GCPR VMV | 2026
GCPR VMV 2026
GCPR +VMV 2026 Program
This page will collect talk, keynotes, workshops, and other sessions of the program as they are announced.
Invited Talks
Tutorial on Scaling Open-source Vision Foundational Models
Organizers: Shashanka Venkataramanan, Lukas Knobel
Workshop session: Half day, Tuesday afternoon
Vision foundation models trained on massive, proprietary datasets currently dominate the field, creating a significant barrier for the broader research community. This tutorial shifts the narrative, demonstrating how researchers can train vision encoders entirely on open-source datasets to match or even surpass the performance of closed-source giants. We move beyond theoretical assumptions to break down the exact engineering requirements needed to close this gap whether you are working with a massive cluster or a multi-node setup.

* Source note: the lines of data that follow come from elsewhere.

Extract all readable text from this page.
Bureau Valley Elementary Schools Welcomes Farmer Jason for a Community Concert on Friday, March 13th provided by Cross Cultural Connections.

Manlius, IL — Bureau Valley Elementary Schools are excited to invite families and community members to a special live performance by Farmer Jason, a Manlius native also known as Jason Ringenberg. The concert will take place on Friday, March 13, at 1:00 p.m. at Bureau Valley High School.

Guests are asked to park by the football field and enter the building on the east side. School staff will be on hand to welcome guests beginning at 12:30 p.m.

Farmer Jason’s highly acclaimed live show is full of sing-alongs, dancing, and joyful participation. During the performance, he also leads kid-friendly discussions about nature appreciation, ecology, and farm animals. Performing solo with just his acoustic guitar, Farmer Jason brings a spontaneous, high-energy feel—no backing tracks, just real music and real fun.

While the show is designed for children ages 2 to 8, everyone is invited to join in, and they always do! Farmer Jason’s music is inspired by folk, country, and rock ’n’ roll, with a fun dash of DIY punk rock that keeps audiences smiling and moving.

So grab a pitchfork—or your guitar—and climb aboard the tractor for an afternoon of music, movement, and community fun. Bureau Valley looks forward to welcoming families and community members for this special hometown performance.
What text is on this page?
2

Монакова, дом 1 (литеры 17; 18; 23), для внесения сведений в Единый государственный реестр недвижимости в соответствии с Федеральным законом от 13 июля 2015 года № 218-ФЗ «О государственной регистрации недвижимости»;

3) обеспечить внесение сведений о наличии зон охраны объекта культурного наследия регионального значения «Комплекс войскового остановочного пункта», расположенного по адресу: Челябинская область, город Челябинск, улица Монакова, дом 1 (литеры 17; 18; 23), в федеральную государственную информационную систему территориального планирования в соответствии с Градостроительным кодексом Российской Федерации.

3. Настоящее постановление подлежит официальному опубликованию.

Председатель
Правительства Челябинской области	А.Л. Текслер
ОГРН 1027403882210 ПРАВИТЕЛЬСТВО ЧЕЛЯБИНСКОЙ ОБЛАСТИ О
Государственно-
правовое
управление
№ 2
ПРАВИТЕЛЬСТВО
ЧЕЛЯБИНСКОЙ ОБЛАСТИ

Scaling models introduce severe optimization challenges, from loss spikes to representation collapse. We detail how to maintain training stability when moving to a few hundred million parameter model, but we also translate these lessons into practical strategies for smaller-scale training. By monitoring gradients and architectural bottlenecks, researchers can ensure steady convergence and faster training times, regardless of their total FLOPs budget.
The most significant lever for performance isn't just more compute, it’s better data. Moving away from indiscriminate web scraping, we examine how advanced filtering strategies such as semantic deduplication and entropy-based sampling directly dictate a model’s zero-shot transfer capabilities. These techniques allow researchers to achieve superior feature quality with a fraction of the data, making high-performance training accessible to those without petascale storage.
What this tutorial aims to achieve:
- Demonstrate how vision encoders trained exclusively on public data (like DataComp or LAION) can achieve parity with proprietary models across standard benchmarks.
- Provide architectural and hyperparameter strategies to maintain steady convergence when scaling vision foundation models.
- Teach algorithmic data filtering techniques that shift the focus from raw data volume to high-quality, balanced datasets, effectively improving model robustness.
- Bridge the gap between "big lab" infrastructure and academic research, providing a roadmap for resource-efficient foundation model development.